Produção da Brasil Paralelo, "1964" é a aula de história que essa direita tenta popularizar ao rememorar aquele período. Aberto no YouTube há poucos dias, o documentário já acumula mais de milhões de visualizações. Uma delas veio do presidente, que lhe assistiu no avião, voltando de Israel para o Brasil (momento devidamente registrado e multiplicado nas redes sociais).

O repórter especial Fábio Zanini descreve bem a obra, e também as reações que ela vem gerando, no blog Saída pela Direita. Por aqui me volto a "Milagre", obra que, salvo, bom, um milagre, deve provocar menos alvoroço entre as hordas bolsonaristas.

O projeto, a princípio, tem tudo para servir de gasolina para os incendiários da internet. É dirigido por um dos discípulos de Olavo de Carvalho, o carioca Mauro Ventura, que à Folha definiu sua produção como um navio quebra-gelo conservador numa geleira esquerdista. A obra ganhou até menção nos canais virtuais do filho 03 do presidente, o deputado Eduardo Bolsonaro (PSL-SP).

O tema também é pop: o milagre que a ciência tanto rejeita e o cristianismo tanto abraça. Mas a linguagem, nem tanto. É um papo mais cabeça que intercala imagens religiosas e de natureza com três entrevistas: Olavo e os físicos Raphael de Paola e Wolfgang Smith.
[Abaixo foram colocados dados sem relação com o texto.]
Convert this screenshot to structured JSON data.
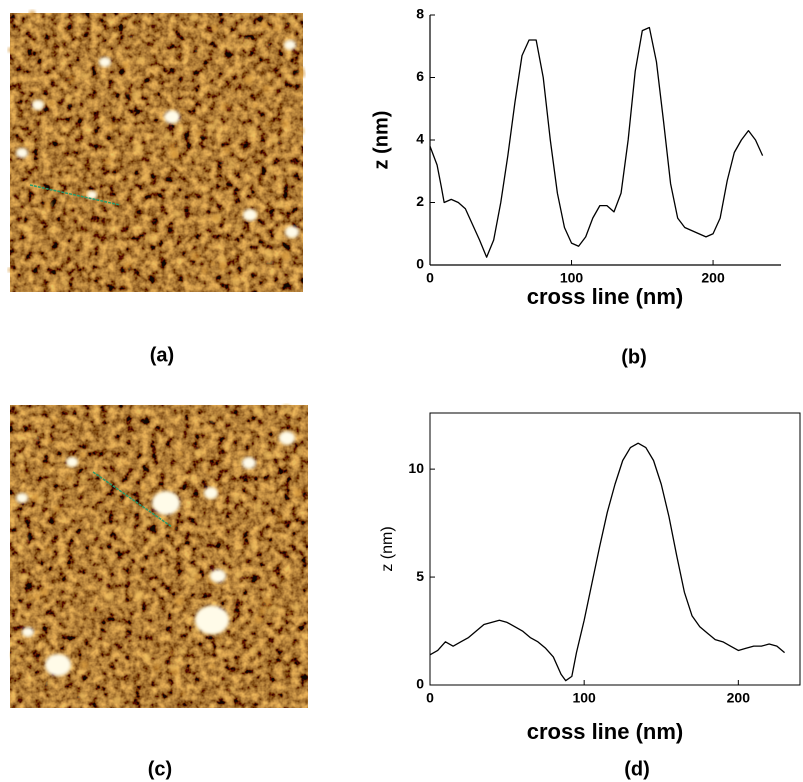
{
  "images": [
    {
      "label": "(a)"
    },
    {
      "label": "(c)"
    }
  ],
  "chart_data": [
    {
      "type": "line",
      "panel_label": "(b)",
      "xlabel": "cross line (nm)",
      "ylabel": "z (nm)",
      "color": "#000000",
      "box": false,
      "xlim": [
        0,
        248
      ],
      "ylim": [
        0,
        8
      ],
      "xticks": [
        0,
        100,
        200
      ],
      "yticks": [
        0,
        2,
        4,
        6,
        8
      ],
      "x": [
        0,
        5,
        8,
        10,
        15,
        20,
        25,
        30,
        35,
        40,
        45,
        50,
        55,
        60,
        65,
        70,
        75,
        80,
        85,
        90,
        95,
        100,
        105,
        110,
        115,
        120,
        125,
        130,
        135,
        140,
        145,
        150,
        155,
        160,
        165,
        170,
        175,
        180,
        185,
        190,
        195,
        200,
        205,
        210,
        215,
        220,
        225,
        230,
        235
      ],
      "values": [
        3.8,
        3.2,
        2.5,
        2.0,
        2.1,
        2.0,
        1.8,
        1.3,
        0.8,
        0.25,
        0.8,
        2.0,
        3.5,
        5.2,
        6.7,
        7.2,
        7.2,
        6.0,
        4.0,
        2.3,
        1.2,
        0.7,
        0.6,
        0.9,
        1.5,
        1.9,
        1.9,
        1.7,
        2.3,
        4.0,
        6.2,
        7.5,
        7.6,
        6.5,
        4.6,
        2.6,
        1.5,
        1.2,
        1.1,
        1.0,
        0.9,
        1.0,
        1.5,
        2.7,
        3.6,
        4.0,
        4.3,
        4.0,
        3.5
      ]
    },
    {
      "type": "line",
      "panel_label": "(d)",
      "xlabel": "cross line (nm)",
      "ylabel": "z (nm)",
      "color": "#000000",
      "box": true,
      "xlim": [
        0,
        240
      ],
      "ylim": [
        0,
        12.6
      ],
      "xticks": [
        0,
        100,
        200
      ],
      "yticks": [
        0,
        5,
        10
      ],
      "x": [
        0,
        5,
        10,
        15,
        20,
        25,
        30,
        35,
        40,
        45,
        50,
        55,
        60,
        65,
        70,
        75,
        80,
        85,
        88,
        92,
        95,
        100,
        105,
        110,
        115,
        120,
        125,
        130,
        135,
        140,
        145,
        150,
        155,
        160,
        165,
        170,
        175,
        180,
        185,
        190,
        195,
        200,
        205,
        210,
        215,
        220,
        225,
        230
      ],
      "values": [
        1.4,
        1.6,
        2.0,
        1.8,
        2.0,
        2.2,
        2.5,
        2.8,
        2.9,
        3.0,
        2.9,
        2.7,
        2.5,
        2.2,
        2.0,
        1.7,
        1.3,
        0.5,
        0.2,
        0.4,
        1.5,
        3.0,
        4.7,
        6.4,
        8.0,
        9.3,
        10.4,
        11.0,
        11.2,
        11.0,
        10.4,
        9.3,
        7.8,
        6.0,
        4.3,
        3.2,
        2.7,
        2.4,
        2.1,
        2.0,
        1.8,
        1.6,
        1.7,
        1.8,
        1.8,
        1.9,
        1.8,
        1.5
      ]
    }
  ]
}
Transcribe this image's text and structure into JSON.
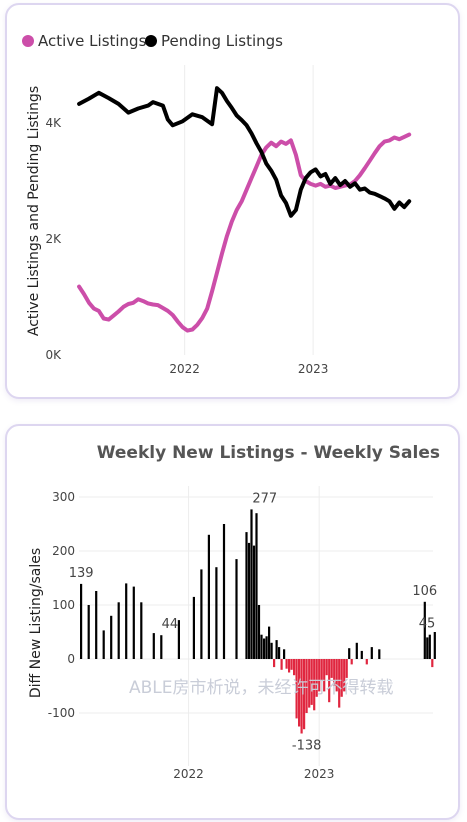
{
  "chart_data": [
    {
      "type": "line",
      "title": "",
      "xlabel": "",
      "ylabel": "Active Listings and Pending Listings",
      "ylim": [
        0,
        5000
      ],
      "xlim": [
        "2021-03-01",
        "2023-11-15"
      ],
      "y_ticks": [
        {
          "v": 0,
          "label": "0K"
        },
        {
          "v": 2000,
          "label": "2K"
        },
        {
          "v": 4000,
          "label": "4K"
        }
      ],
      "x_ticks": [
        {
          "v": "2022-01-01",
          "label": "2022"
        },
        {
          "v": "2023-01-01",
          "label": "2023"
        }
      ],
      "legend": {
        "position": "top-left"
      },
      "grid": "vertical",
      "series": [
        {
          "name": "Active Listings",
          "color": "#cc4ea9",
          "points": [
            [
              "2021-03-07",
              1180
            ],
            [
              "2021-03-21",
              1050
            ],
            [
              "2021-04-04",
              900
            ],
            [
              "2021-04-18",
              800
            ],
            [
              "2021-05-02",
              760
            ],
            [
              "2021-05-16",
              630
            ],
            [
              "2021-05-30",
              610
            ],
            [
              "2021-06-13",
              680
            ],
            [
              "2021-06-27",
              750
            ],
            [
              "2021-07-11",
              830
            ],
            [
              "2021-07-25",
              880
            ],
            [
              "2021-08-08",
              900
            ],
            [
              "2021-08-22",
              960
            ],
            [
              "2021-09-05",
              930
            ],
            [
              "2021-09-19",
              890
            ],
            [
              "2021-10-03",
              870
            ],
            [
              "2021-10-17",
              860
            ],
            [
              "2021-10-31",
              810
            ],
            [
              "2021-11-14",
              760
            ],
            [
              "2021-11-28",
              690
            ],
            [
              "2021-12-12",
              580
            ],
            [
              "2021-12-26",
              480
            ],
            [
              "2022-01-09",
              420
            ],
            [
              "2022-01-23",
              440
            ],
            [
              "2022-02-06",
              520
            ],
            [
              "2022-02-20",
              640
            ],
            [
              "2022-03-06",
              800
            ],
            [
              "2022-03-20",
              1100
            ],
            [
              "2022-04-03",
              1420
            ],
            [
              "2022-04-17",
              1750
            ],
            [
              "2022-05-01",
              2050
            ],
            [
              "2022-05-15",
              2300
            ],
            [
              "2022-05-29",
              2500
            ],
            [
              "2022-06-12",
              2650
            ],
            [
              "2022-06-26",
              2850
            ],
            [
              "2022-07-10",
              3050
            ],
            [
              "2022-07-24",
              3250
            ],
            [
              "2022-08-07",
              3450
            ],
            [
              "2022-08-21",
              3580
            ],
            [
              "2022-09-04",
              3660
            ],
            [
              "2022-09-18",
              3600
            ],
            [
              "2022-10-02",
              3680
            ],
            [
              "2022-10-16",
              3640
            ],
            [
              "2022-10-30",
              3700
            ],
            [
              "2022-11-13",
              3450
            ],
            [
              "2022-11-27",
              3100
            ],
            [
              "2022-12-11",
              3000
            ],
            [
              "2022-12-25",
              2950
            ],
            [
              "2023-01-08",
              2920
            ],
            [
              "2023-01-22",
              2950
            ],
            [
              "2023-02-05",
              2900
            ],
            [
              "2023-02-19",
              2920
            ],
            [
              "2023-03-05",
              2880
            ],
            [
              "2023-03-19",
              2900
            ],
            [
              "2023-04-02",
              2920
            ],
            [
              "2023-04-16",
              2940
            ],
            [
              "2023-04-30",
              3000
            ],
            [
              "2023-05-14",
              3100
            ],
            [
              "2023-05-28",
              3220
            ],
            [
              "2023-06-11",
              3350
            ],
            [
              "2023-06-25",
              3480
            ],
            [
              "2023-07-09",
              3600
            ],
            [
              "2023-07-23",
              3680
            ],
            [
              "2023-08-06",
              3700
            ],
            [
              "2023-08-20",
              3750
            ],
            [
              "2023-09-03",
              3720
            ],
            [
              "2023-09-17",
              3760
            ],
            [
              "2023-10-01",
              3800
            ]
          ]
        },
        {
          "name": "Pending Listings",
          "color": "#000000",
          "points": [
            [
              "2021-03-07",
              4330
            ],
            [
              "2021-04-04",
              4420
            ],
            [
              "2021-05-02",
              4520
            ],
            [
              "2021-05-30",
              4430
            ],
            [
              "2021-06-27",
              4330
            ],
            [
              "2021-07-25",
              4180
            ],
            [
              "2021-08-22",
              4250
            ],
            [
              "2021-09-19",
              4300
            ],
            [
              "2021-10-03",
              4360
            ],
            [
              "2021-10-31",
              4300
            ],
            [
              "2021-11-14",
              4060
            ],
            [
              "2021-11-28",
              3960
            ],
            [
              "2021-12-26",
              4030
            ],
            [
              "2022-01-23",
              4150
            ],
            [
              "2022-02-20",
              4100
            ],
            [
              "2022-03-20",
              3980
            ],
            [
              "2022-04-03",
              4600
            ],
            [
              "2022-04-17",
              4520
            ],
            [
              "2022-05-01",
              4380
            ],
            [
              "2022-05-15",
              4260
            ],
            [
              "2022-05-29",
              4130
            ],
            [
              "2022-06-12",
              4050
            ],
            [
              "2022-06-26",
              3960
            ],
            [
              "2022-07-10",
              3820
            ],
            [
              "2022-07-24",
              3650
            ],
            [
              "2022-08-07",
              3500
            ],
            [
              "2022-08-21",
              3300
            ],
            [
              "2022-09-04",
              3180
            ],
            [
              "2022-09-18",
              3020
            ],
            [
              "2022-10-02",
              2750
            ],
            [
              "2022-10-16",
              2620
            ],
            [
              "2022-10-30",
              2400
            ],
            [
              "2022-11-13",
              2500
            ],
            [
              "2022-11-27",
              2850
            ],
            [
              "2022-12-11",
              3050
            ],
            [
              "2022-12-25",
              3150
            ],
            [
              "2023-01-08",
              3200
            ],
            [
              "2023-01-22",
              3080
            ],
            [
              "2023-02-05",
              3120
            ],
            [
              "2023-02-19",
              2950
            ],
            [
              "2023-03-05",
              3050
            ],
            [
              "2023-03-19",
              2930
            ],
            [
              "2023-04-02",
              3000
            ],
            [
              "2023-04-16",
              2900
            ],
            [
              "2023-04-30",
              2960
            ],
            [
              "2023-05-14",
              2850
            ],
            [
              "2023-05-28",
              2870
            ],
            [
              "2023-06-11",
              2800
            ],
            [
              "2023-06-25",
              2780
            ],
            [
              "2023-07-09",
              2740
            ],
            [
              "2023-07-23",
              2700
            ],
            [
              "2023-08-06",
              2650
            ],
            [
              "2023-08-20",
              2520
            ],
            [
              "2023-09-03",
              2630
            ],
            [
              "2023-09-17",
              2550
            ],
            [
              "2023-10-01",
              2650
            ]
          ]
        }
      ]
    },
    {
      "type": "bar",
      "title": "Weekly New Listings - Weekly Sales",
      "xlabel": "",
      "ylabel": "Diff New Listing/sales",
      "ylim": [
        -200,
        320
      ],
      "xlim": [
        "2021-03-01",
        "2023-11-15"
      ],
      "y_ticks": [
        {
          "v": -100,
          "label": "-100"
        },
        {
          "v": 0,
          "label": "0"
        },
        {
          "v": 100,
          "label": "100"
        },
        {
          "v": 200,
          "label": "200"
        },
        {
          "v": 300,
          "label": "300"
        }
      ],
      "x_ticks": [
        {
          "v": "2022-01-01",
          "label": "2022"
        },
        {
          "v": "2023-01-01",
          "label": "2023"
        }
      ],
      "grid": "both",
      "positive_color": "#000000",
      "negative_color": "#e0263f",
      "data_labels": [
        {
          "x": "2021-03-07",
          "y": 139,
          "text": "139"
        },
        {
          "x": "2021-11-10",
          "y": 44,
          "text": "44"
        },
        {
          "x": "2022-08-02",
          "y": 277,
          "text": "277"
        },
        {
          "x": "2022-11-27",
          "y": -138,
          "text": "-138"
        },
        {
          "x": "2023-10-23",
          "y": 106,
          "text": "106"
        },
        {
          "x": "2023-11-06",
          "y": 45,
          "text": "45"
        }
      ],
      "watermark": "ABLE房市析说，未经许可不得转载",
      "points": [
        [
          "2021-03-07",
          139
        ],
        [
          "2021-03-28",
          100
        ],
        [
          "2021-04-18",
          126
        ],
        [
          "2021-05-09",
          53
        ],
        [
          "2021-05-30",
          80
        ],
        [
          "2021-06-20",
          105
        ],
        [
          "2021-07-11",
          140
        ],
        [
          "2021-08-01",
          134
        ],
        [
          "2021-08-22",
          105
        ],
        [
          "2021-09-26",
          48
        ],
        [
          "2021-10-17",
          44
        ],
        [
          "2021-12-05",
          72
        ],
        [
          "2022-01-16",
          115
        ],
        [
          "2022-02-06",
          166
        ],
        [
          "2022-02-27",
          230
        ],
        [
          "2022-03-20",
          170
        ],
        [
          "2022-04-10",
          250
        ],
        [
          "2022-05-15",
          185
        ],
        [
          "2022-06-12",
          235
        ],
        [
          "2022-06-19",
          215
        ],
        [
          "2022-06-26",
          277
        ],
        [
          "2022-07-03",
          210
        ],
        [
          "2022-07-10",
          270
        ],
        [
          "2022-07-17",
          100
        ],
        [
          "2022-07-24",
          45
        ],
        [
          "2022-07-31",
          38
        ],
        [
          "2022-08-07",
          42
        ],
        [
          "2022-08-14",
          60
        ],
        [
          "2022-08-21",
          30
        ],
        [
          "2022-08-28",
          -15
        ],
        [
          "2022-09-04",
          35
        ],
        [
          "2022-09-11",
          22
        ],
        [
          "2022-09-18",
          -20
        ],
        [
          "2022-09-25",
          18
        ],
        [
          "2022-10-02",
          -18
        ],
        [
          "2022-10-09",
          -25
        ],
        [
          "2022-10-16",
          -20
        ],
        [
          "2022-10-23",
          -30
        ],
        [
          "2022-10-30",
          -110
        ],
        [
          "2022-11-06",
          -125
        ],
        [
          "2022-11-13",
          -138
        ],
        [
          "2022-11-20",
          -130
        ],
        [
          "2022-11-27",
          -100
        ],
        [
          "2022-12-04",
          -90
        ],
        [
          "2022-12-11",
          -85
        ],
        [
          "2022-12-18",
          -95
        ],
        [
          "2022-12-25",
          -70
        ],
        [
          "2023-01-01",
          -60
        ],
        [
          "2023-01-08",
          -40
        ],
        [
          "2023-01-15",
          -60
        ],
        [
          "2023-01-22",
          -30
        ],
        [
          "2023-01-29",
          -80
        ],
        [
          "2023-02-05",
          -35
        ],
        [
          "2023-02-12",
          -50
        ],
        [
          "2023-02-19",
          -60
        ],
        [
          "2023-02-26",
          -90
        ],
        [
          "2023-03-05",
          -70
        ],
        [
          "2023-03-12",
          -60
        ],
        [
          "2023-03-19",
          -35
        ],
        [
          "2023-03-26",
          20
        ],
        [
          "2023-04-02",
          -10
        ],
        [
          "2023-04-16",
          30
        ],
        [
          "2023-04-30",
          15
        ],
        [
          "2023-05-14",
          -10
        ],
        [
          "2023-05-28",
          22
        ],
        [
          "2023-06-18",
          18
        ],
        [
          "2023-10-23",
          106
        ],
        [
          "2023-10-30",
          40
        ],
        [
          "2023-11-06",
          45
        ],
        [
          "2023-11-13",
          -15
        ],
        [
          "2023-11-20",
          50
        ],
        [
          "2023-11-27",
          -20
        ],
        [
          "2023-12-04",
          45
        ]
      ]
    }
  ]
}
Spoiler: a visão religiosa, temperada com preceitos filosóficos, triunfa.

O palavrório é mais para iniciados do que iniciantes, salpicado de expressões como "andares ontológicos", "ternário", "anima vs. corpus". Não é exatamente o que espera um bolsonarista afeito ao Olavo das redes sociais, aquele que fala em "cu" e "piroca", que solta pílulas como esta aqui de quinta-feira (4): "Só quem se fode nas revoluções socialistas são os pobres. Os ricos vão para Nova York, Paris ou Londres".

Crítico de cinema da Folha, Inácio Araújo não gostou muito, não. Viu ali "uma espécie de cristianismo indolor e raso como o olavismo", um "terrorismo verbal" que não leva o espectador a parte alguma.
Não vou entrar no mérito se "Milagre" é bom ou não é. Me interessa mais apontar como a direita bolsonarista está, pouco a pouco, avançando no tabuleiro de "War" que são as guerras culturais, e com ajuda de influenciadores como Nando Moura, o youtuber catóico Bernardo Kuster (ambos na pré do filme de Ventura) e o próprio clã Bolsonaro.

E isso inclui lutar em vários fronts, indo muito além de xingar uma penca de petistas, de vociferar contra um suposto marxismo cultural que teria inventado até essa lorota de aquecimento global, de convencer esta e futuras gerações que a versão de que 1964 foi golpe sustentado por mortes e torturas é fake news, fake old news.

Com pretensões mais intelectuais, "Milagre" é um passo a mais na normalização das ideias conservadoras dentro da cena cultural, em geral uma redoma progressista.

Se hoje parecem pregar para convertidos, um país que pôs Bolsonaro na Presidência pode estar mais aberto a ouvir o que eles têm a falar. Melhor já ir se acostumando? Bilheterias e likes dirão.